What is so tragic about this sentiment is that we as a nation never learn. We went through this with the internment of Americans of Japanese ancestry during WW II, later to realize it was a blight on our country, a shameful episode that should never be repeated. (When I say "all" I exclude Michelle Malkin, of course). Yet here we are, sixty years later doing the same thing.

And of course it isn't just memories of 9/11 driving these feelings. From all those moronic color code episodes where we were all advised to stay especially vigilant through the parade of highly questionable "terrorism" apprehensions we have been encouraged to see plots all around us.


"From the terrorism here in this country and what I know about the background in this case, I would not be a fair and impartial juror," an advertising accountant said. "It's hard to admit that you're prejudiced and biased, but in this situation I am."

She was dismissed, as was a self-employed Miami Beach businesswoman who said that she regarded the defendants as "radical people" and believed "that they want to destroy us."

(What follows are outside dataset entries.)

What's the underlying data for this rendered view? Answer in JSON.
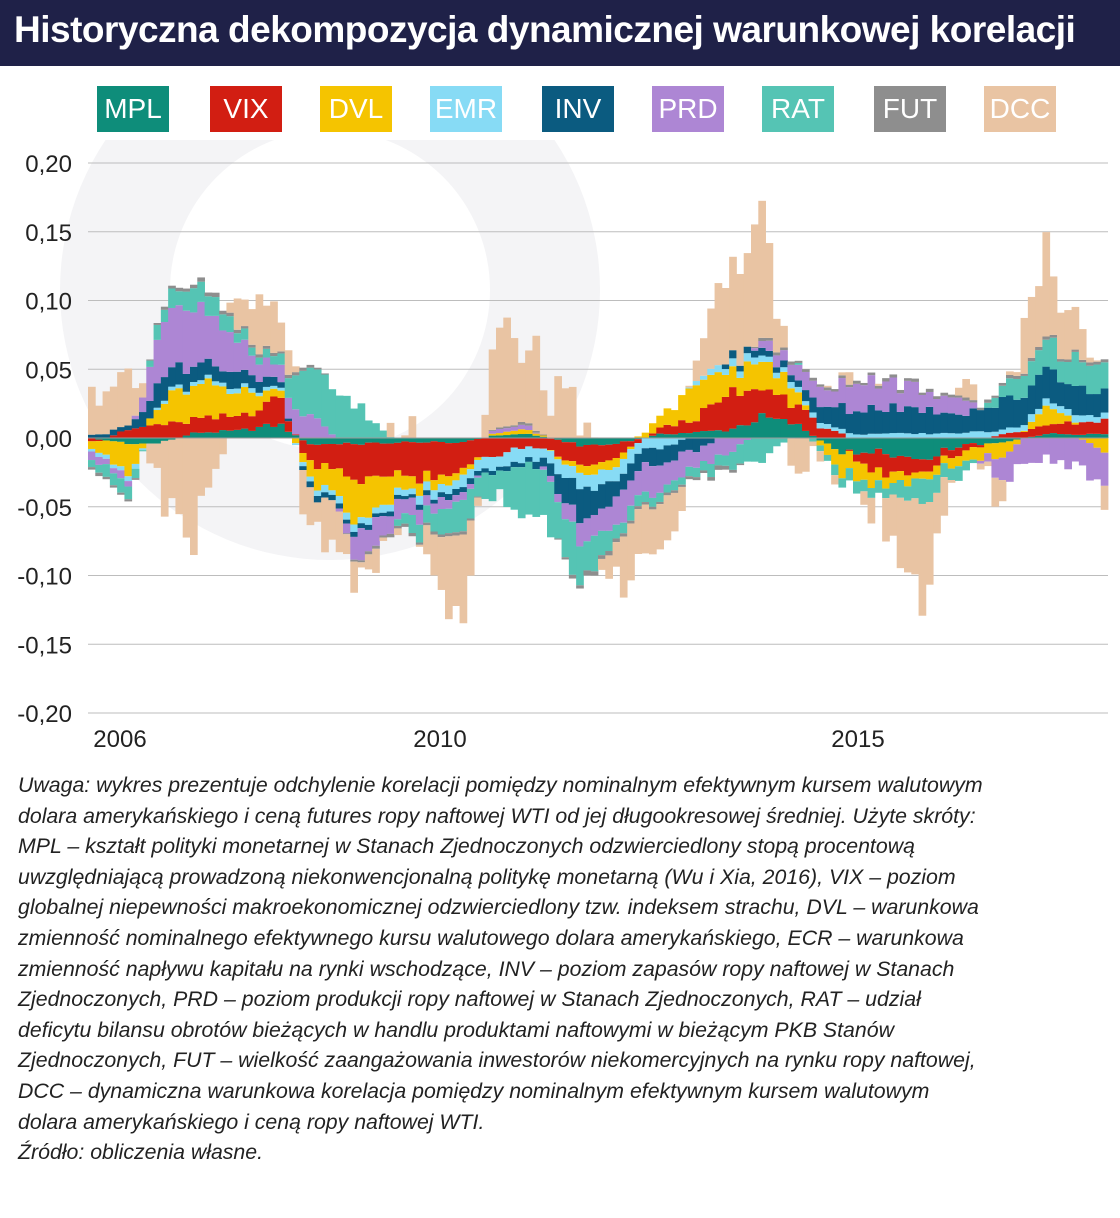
{
  "title": "Historyczna dekompozycja dynamicznej warunkowej korelacji",
  "colors": {
    "MPL": "#0e8d7a",
    "VIX": "#d21e12",
    "DVL": "#f5c400",
    "EMR": "#87dbf5",
    "INV": "#0b5b80",
    "PRD": "#ad86d4",
    "RAT": "#55c4b4",
    "FUT": "#8e8e8e",
    "DCC": "#e9c4a3",
    "title_bg": "#1f2148"
  },
  "legend": [
    "MPL",
    "VIX",
    "DVL",
    "EMR",
    "INV",
    "PRD",
    "RAT",
    "FUT",
    "DCC"
  ],
  "chart_data": {
    "type": "bar",
    "stacked": true,
    "title": "Historyczna dekompozycja dynamicznej warunkowej korelacji",
    "xlabel": "",
    "ylabel": "",
    "ylim": [
      -0.2,
      0.2
    ],
    "yticks": [
      "0,20",
      "0,15",
      "0,10",
      "0,05",
      "0,00",
      "-0,05",
      "-0,10",
      "-0,15",
      "-0,20"
    ],
    "xticks": [
      "2006",
      "2010",
      "2015"
    ],
    "xrange": [
      2006.0,
      2018.25
    ],
    "grid": "horizontal",
    "legend_position": "top",
    "series_order": [
      "MPL",
      "VIX",
      "DVL",
      "EMR",
      "INV",
      "PRD",
      "RAT",
      "FUT",
      "DCC"
    ],
    "keyframes": [
      {
        "t": 2006.0,
        "MPL": 0.0,
        "VIX": -0.004,
        "DVL": -0.005,
        "EMR": -0.002,
        "INV": 0.003,
        "PRD": -0.005,
        "RAT": -0.006,
        "FUT": -0.002,
        "DCC": 0.03
      },
      {
        "t": 2006.5,
        "MPL": -0.004,
        "VIX": 0.006,
        "DVL": -0.02,
        "EMR": -0.004,
        "INV": 0.004,
        "PRD": -0.005,
        "RAT": -0.01,
        "FUT": -0.002,
        "DCC": 0.05
      },
      {
        "t": 2006.85,
        "MPL": -0.004,
        "VIX": 0.01,
        "DVL": 0.015,
        "EMR": 0.002,
        "INV": 0.015,
        "PRD": 0.035,
        "RAT": 0.01,
        "FUT": 0.002,
        "DCC": -0.035
      },
      {
        "t": 2007.3,
        "MPL": 0.004,
        "VIX": 0.01,
        "DVL": 0.03,
        "EMR": 0.003,
        "INV": 0.012,
        "PRD": 0.04,
        "RAT": 0.015,
        "FUT": 0.003,
        "DCC": -0.06
      },
      {
        "t": 2007.8,
        "MPL": 0.005,
        "VIX": 0.01,
        "DVL": 0.02,
        "EMR": 0.003,
        "INV": 0.01,
        "PRD": 0.02,
        "RAT": 0.008,
        "FUT": 0.002,
        "DCC": 0.03
      },
      {
        "t": 2008.3,
        "MPL": 0.01,
        "VIX": 0.02,
        "DVL": 0.005,
        "EMR": 0.002,
        "INV": 0.005,
        "PRD": 0.01,
        "RAT": 0.005,
        "FUT": 0.002,
        "DCC": 0.025
      },
      {
        "t": 2008.65,
        "MPL": -0.005,
        "VIX": -0.015,
        "DVL": -0.01,
        "EMR": -0.004,
        "INV": -0.004,
        "PRD": 0.02,
        "RAT": 0.045,
        "FUT": 0.002,
        "DCC": -0.03
      },
      {
        "t": 2009.3,
        "MPL": -0.004,
        "VIX": -0.025,
        "DVL": -0.03,
        "EMR": -0.005,
        "INV": -0.003,
        "PRD": -0.02,
        "RAT": 0.02,
        "FUT": -0.002,
        "DCC": -0.01
      },
      {
        "t": 2009.9,
        "MPL": -0.003,
        "VIX": -0.025,
        "DVL": -0.01,
        "EMR": -0.005,
        "INV": -0.003,
        "PRD": -0.01,
        "RAT": -0.015,
        "FUT": -0.002,
        "DCC": 0.01
      },
      {
        "t": 2010.5,
        "MPL": -0.003,
        "VIX": -0.02,
        "DVL": -0.005,
        "EMR": -0.008,
        "INV": -0.004,
        "PRD": -0.005,
        "RAT": -0.02,
        "FUT": -0.002,
        "DCC": -0.07
      },
      {
        "t": 2010.9,
        "MPL": 0.002,
        "VIX": -0.012,
        "DVL": 0.002,
        "EMR": -0.01,
        "INV": -0.003,
        "PRD": 0.003,
        "RAT": -0.015,
        "FUT": 0.001,
        "DCC": 0.07
      },
      {
        "t": 2011.3,
        "MPL": 0.003,
        "VIX": -0.005,
        "DVL": 0.003,
        "EMR": -0.008,
        "INV": -0.004,
        "PRD": 0.003,
        "RAT": -0.04,
        "FUT": 0.002,
        "DCC": 0.05
      },
      {
        "t": 2011.9,
        "MPL": -0.005,
        "VIX": -0.015,
        "DVL": -0.005,
        "EMR": -0.01,
        "INV": -0.02,
        "PRD": -0.015,
        "RAT": -0.03,
        "FUT": -0.003,
        "DCC": 0.02
      },
      {
        "t": 2012.3,
        "MPL": -0.005,
        "VIX": -0.01,
        "DVL": -0.008,
        "EMR": -0.01,
        "INV": -0.015,
        "PRD": -0.02,
        "RAT": -0.01,
        "FUT": -0.003,
        "DCC": -0.03
      },
      {
        "t": 2012.9,
        "MPL": 0.003,
        "VIX": 0.005,
        "DVL": 0.01,
        "EMR": -0.008,
        "INV": -0.01,
        "PRD": -0.02,
        "RAT": -0.008,
        "FUT": -0.002,
        "DCC": -0.04
      },
      {
        "t": 2013.3,
        "MPL": 0.004,
        "VIX": 0.01,
        "DVL": 0.025,
        "EMR": 0.003,
        "INV": -0.01,
        "PRD": -0.015,
        "RAT": -0.006,
        "FUT": -0.002,
        "DCC": 0.02
      },
      {
        "t": 2013.7,
        "MPL": 0.006,
        "VIX": 0.025,
        "DVL": 0.015,
        "EMR": 0.005,
        "INV": 0.005,
        "PRD": -0.01,
        "RAT": -0.01,
        "FUT": -0.003,
        "DCC": 0.06
      },
      {
        "t": 2014.1,
        "MPL": 0.015,
        "VIX": 0.02,
        "DVL": 0.02,
        "EMR": 0.005,
        "INV": 0.005,
        "PRD": 0.005,
        "RAT": -0.015,
        "FUT": 0.002,
        "DCC": 0.08
      },
      {
        "t": 2014.5,
        "MPL": 0.01,
        "VIX": 0.015,
        "DVL": 0.01,
        "EMR": 0.004,
        "INV": 0.005,
        "PRD": 0.01,
        "RAT": 0.002,
        "FUT": 0.002,
        "DCC": -0.03
      },
      {
        "t": 2015.0,
        "MPL": -0.01,
        "VIX": 0.005,
        "DVL": -0.015,
        "EMR": 0.003,
        "INV": 0.015,
        "PRD": 0.015,
        "RAT": -0.008,
        "FUT": 0.002,
        "DCC": 0.01
      },
      {
        "t": 2015.5,
        "MPL": -0.01,
        "VIX": -0.015,
        "DVL": -0.01,
        "EMR": 0.003,
        "INV": 0.02,
        "PRD": 0.02,
        "RAT": -0.008,
        "FUT": 0.002,
        "DCC": -0.01
      },
      {
        "t": 2016.0,
        "MPL": -0.015,
        "VIX": -0.01,
        "DVL": -0.005,
        "EMR": 0.003,
        "INV": 0.018,
        "PRD": 0.015,
        "RAT": -0.015,
        "FUT": 0.002,
        "DCC": -0.06
      },
      {
        "t": 2016.5,
        "MPL": -0.005,
        "VIX": -0.005,
        "DVL": -0.008,
        "EMR": 0.004,
        "INV": 0.015,
        "PRD": 0.012,
        "RAT": -0.008,
        "FUT": 0.002,
        "DCC": 0.01
      },
      {
        "t": 2017.0,
        "MPL": -0.003,
        "VIX": 0.003,
        "DVL": -0.01,
        "EMR": 0.004,
        "INV": 0.02,
        "PRD": -0.02,
        "RAT": 0.01,
        "FUT": 0.002,
        "DCC": -0.02
      },
      {
        "t": 2017.5,
        "MPL": 0.003,
        "VIX": 0.008,
        "DVL": 0.012,
        "EMR": 0.005,
        "INV": 0.025,
        "PRD": -0.015,
        "RAT": 0.02,
        "FUT": 0.002,
        "DCC": 0.07
      },
      {
        "t": 2018.25,
        "MPL": 0.003,
        "VIX": 0.01,
        "DVL": -0.01,
        "EMR": 0.004,
        "INV": 0.015,
        "PRD": -0.03,
        "RAT": 0.02,
        "FUT": 0.002,
        "DCC": -0.01
      }
    ],
    "weekly_bar_count": 140,
    "annotations": []
  },
  "note": {
    "lines": [
      "Uwaga: wykres prezentuje odchylenie korelacji pomiędzy nominalnym efektywnym kursem walutowym",
      "dolara amerykańskiego i ceną futures ropy naftowej WTI od jej długookresowej średniej. Użyte skróty:",
      "MPL – kształt polityki monetarnej w Stanach Zjednoczonych odzwierciedlony stopą procentową",
      "uwzględniającą prowadzoną niekonwencjonalną politykę monetarną (Wu i Xia, 2016), VIX – poziom",
      "globalnej niepewności makroekonomicznej odzwierciedlony tzw. indeksem strachu, DVL – warunkowa",
      "zmienność nominalnego efektywnego kursu walutowego dolara amerykańskiego, ECR – warunkowa",
      "zmienność napływu kapitału na rynki wschodzące, INV – poziom zapasów ropy naftowej w Stanach",
      "Zjednoczonych, PRD – poziom produkcji ropy naftowej w Stanach Zjednoczonych, RAT – udział",
      "deficytu bilansu obrotów bieżących w handlu produktami naftowymi w bieżącym PKB Stanów",
      "Zjednoczonych, FUT – wielkość zaangażowania inwestorów niekomercyjnych na rynku ropy naftowej,",
      "DCC – dynamiczna  warunkowa korelacja pomiędzy nominalnym efektywnym kursem walutowym",
      "dolara amerykańskiego i ceną ropy naftowej WTI."
    ],
    "source": "Źródło: obliczenia własne."
  }
}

That juror mentioned the "background" of this case. Well lest any of us have forgotten, what is that background? Jose Padilla's arrest first hit the National news in June 2002 when Ashcroft announced to the world that a man who planned to attack the U.S. with a dirty bomb had been aprehended. The lies started that day. In reality, padilla had been arrested a month earlier, in May 2002, and held as a material witness. Originally jailed in New York, he was transfered to a Navy Brig in Charleston, S.C in June after Bush declared him to be an enemy combatant. He rotted there for three and a half years without charges. Then, in November 2005, in order to avoid a likely Habeas Corpus hearing by the Supreme Court, Padilla was transferred to Florida and his name was added to a pending indictment against other "alleged" terrorist. No dirty bombs, no activities in this country. Another loser who did some misguided and maybe even criminal things. But certainly not the threat that so many jurors in Florida have been conditioned to fear.